Duckwater School likely to close as enrollment drops

Courtesy Nye County Schools

Nye County school officials are expected to close Duckwater School amid declining enrollments at the remote facility that’s more than four hours northeast of the district offices in Pahrump.

At its peak in the 2000s, Duckwater School provided public education for as many as 22 kindergarten to eighth-grade students in the area, Nye County Assistant Superintendent Kyle Lindberg told the Pahrump Valley Times, but only five are currently enrolled there, he said.

Enrollment at Duckwater could fall to just two students for the 2023-24 academic year, according to district projections, and most agree that keeping the school open hardly makes sense.

“The two students that will be affected [by the closure] next year will be a fourth-grader and a third-grader,” Lindberg said. “They will have the ability to attend the in-person tribal school in Duckwater.”

The private Duckwater Shoshone School is within steps of Nye County’s public Duckwater School and serves roughly a dozen tribal students on the surrounding Duckwater reservation.

Some ‘closure’ ahead of the closure

Seventeen stakeholders gathered at Duckwater School last month, after education officials posted announcements about the proposal and invited folks together to talk about what closing the facility would mean for the community of about 100 residents — depending on the season.

“It was an open discussion with the group as many people shared their concerns and understanding of what it takes to keep a school open,” Lindberg said. “They discussed the out-of-pocket costs to run a school and they all agreed that if the possibility down the road of the population increasing, that we could possibly open it up again.”

Last month’s meeting was also a sort of reunion for many former Duckwater students and teachers who met there over food to talk about the stark realities facing the tight-knit community.

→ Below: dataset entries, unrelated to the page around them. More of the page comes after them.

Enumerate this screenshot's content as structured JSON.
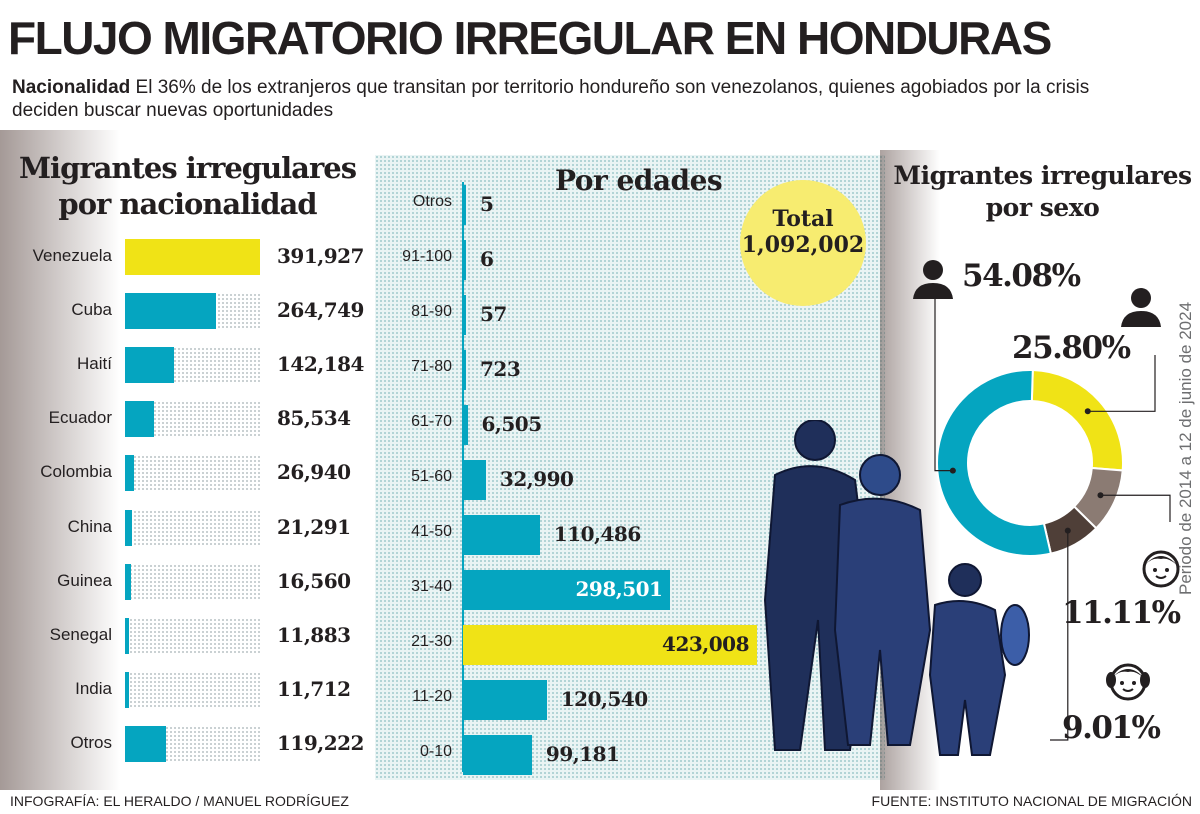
{
  "title": "FLUJO MIGRATORIO IRREGULAR EN HONDURAS",
  "subtitle": {
    "lead": "Nacionalidad",
    "text": " El 36% de los extranjeros que transitan por territorio hondureño son venezolanos, quienes agobiados por la crisis deciden buscar nuevas oportunidades"
  },
  "colors": {
    "yellow": "#f0e316",
    "teal": "#05a5c0",
    "brown_light": "#8b7b73",
    "brown_dark": "#4f3f38"
  },
  "chart_data": [
    {
      "type": "bar",
      "orientation": "horizontal",
      "title": "Migrantes irregulares por nacionalidad",
      "categories": [
        "Venezuela",
        "Cuba",
        "Haití",
        "Ecuador",
        "Colombia",
        "China",
        "Guinea",
        "Senegal",
        "India",
        "Otros"
      ],
      "values": [
        391927,
        264749,
        142184,
        85534,
        26940,
        21291,
        16560,
        11883,
        11712,
        119222
      ],
      "labels": [
        "391,927",
        "264,749",
        "142,184",
        "85,534",
        "26,940",
        "21,291",
        "16,560",
        "11,883",
        "11,712",
        "119,222"
      ],
      "highlight": "Venezuela"
    },
    {
      "type": "bar",
      "orientation": "horizontal",
      "title": "Por edades",
      "categories": [
        "Otros",
        "91-100",
        "81-90",
        "71-80",
        "61-70",
        "51-60",
        "41-50",
        "31-40",
        "21-30",
        "11-20",
        "0-10"
      ],
      "values": [
        5,
        6,
        57,
        723,
        6505,
        32990,
        110486,
        298501,
        423008,
        120540,
        99181
      ],
      "labels": [
        "5",
        "6",
        "57",
        "723",
        "6,505",
        "32,990",
        "110,486",
        "298,501",
        "423,008",
        "120,540",
        "99,181"
      ],
      "highlight": "21-30",
      "total": {
        "label": "Total",
        "value": "1,092,002"
      }
    },
    {
      "type": "pie",
      "variant": "donut",
      "title": "Migrantes irregulares por sexo",
      "slices": [
        {
          "icon": "man-icon",
          "value": 54.08,
          "label": "54.08%",
          "color": "#05a5c0"
        },
        {
          "icon": "woman-icon",
          "value": 25.8,
          "label": "25.80%",
          "color": "#f0e316"
        },
        {
          "icon": "boy-icon",
          "value": 11.11,
          "label": "11.11%",
          "color": "#8b7b73"
        },
        {
          "icon": "girl-icon",
          "value": 9.01,
          "label": "9.01%",
          "color": "#4f3f38"
        }
      ]
    }
  ],
  "period": "Periodo de 2014 a 12 de junio de 2024",
  "footer": {
    "credit": "INFOGRAFÍA: EL HERALDO / MANUEL RODRÍGUEZ",
    "source": "FUENTE: INSTITUTO NACIONAL DE MIGRACIÓN"
  }
}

Because of its remote location, it’s difficult to provide essential services there.

Accessed by occasionally treacherous dirt roads, Duckwater includes the Yomba Shoshone tribal headquarters, a community center, homes and a gas station. Many travel about 70 miles to Ely for services.

“If you don’t have a good car, a reliable vehicle or a telephone out there, you are really, really barred from accessing just anything,” Tribal Administrator Janet Weed told the Las Vegas Review-Journal last fall, after the publication reported on the challenges Duckwater voters faced during the 2022 mid-term elections.

With unreliable and spotty access to postal services, a couple of members of the tribe went on horseback to pick up ballots for people in the presidential election of 2022, and then Weed and another member hand-delivered them in Tonopah.

The potential closure of a community school is just the latest challenge for Duckwater.

Lindberg said the board of education is expected to consider the school’s closing at its March 23 meeting in Tonopah.

A live stream of the meeting will be available on the district’s website.